Autrement dit, on a casé dans un livre de sciences pures une théorie qui relève de l'idéologie – au bon sens du terme. Voilà ce qui me dérange.
En outre, les professeurs de sciences ont clairement dit qu'ils n'avaient pas été préparés à dispenser cet enseignement.
Quelques lobbies ont dû l'imposer. Cela n'a pas pu tomber du ciel.
Les inspecteurs généraux, qui écrivent les programmes, ne passent pas pour des aventuriers !
Je tiens à préciser que les manuels ne sont pas validés. Les éditeurs ont la liberté d'écrire, ou de faire écrire, ce qu'ils veulent, à partir d'un programme.
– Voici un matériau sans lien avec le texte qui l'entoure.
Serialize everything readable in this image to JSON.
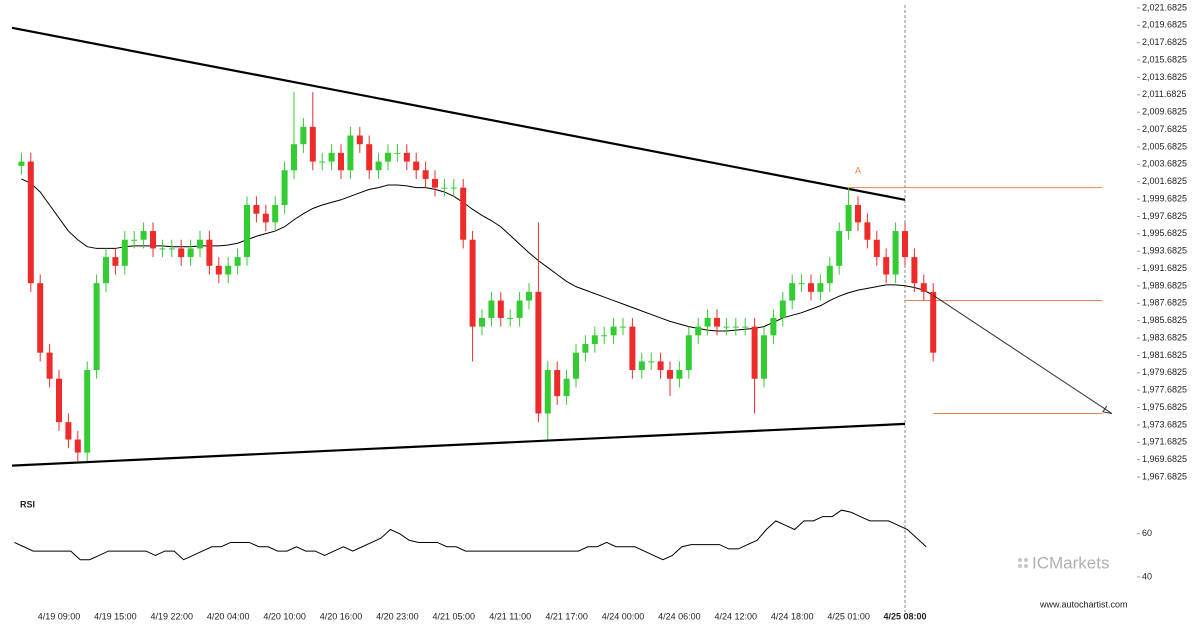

J'ai moi-même écrit un manuel de morale cette année, à partir d'un programme d'ailleurs assez lâche.
Lors de son audition, M. Luc Ferry a déploré la suppression du Conseil national des programmes et son remplacement par l'Inspection générale.
Je considère pour ma part que les enseignants n'ont pas la science infuse et qu'il faut tout de même avoir une formation pour transmettre le savoir. Il est bien dommage de voir cette question traitée de cette manière. Nous pourrions au moins recommander de l'aborder pendant le cours de philosophie.
Madame Delsol, je vous remercie.
L'audition prend fin à dix-huit heures quinze.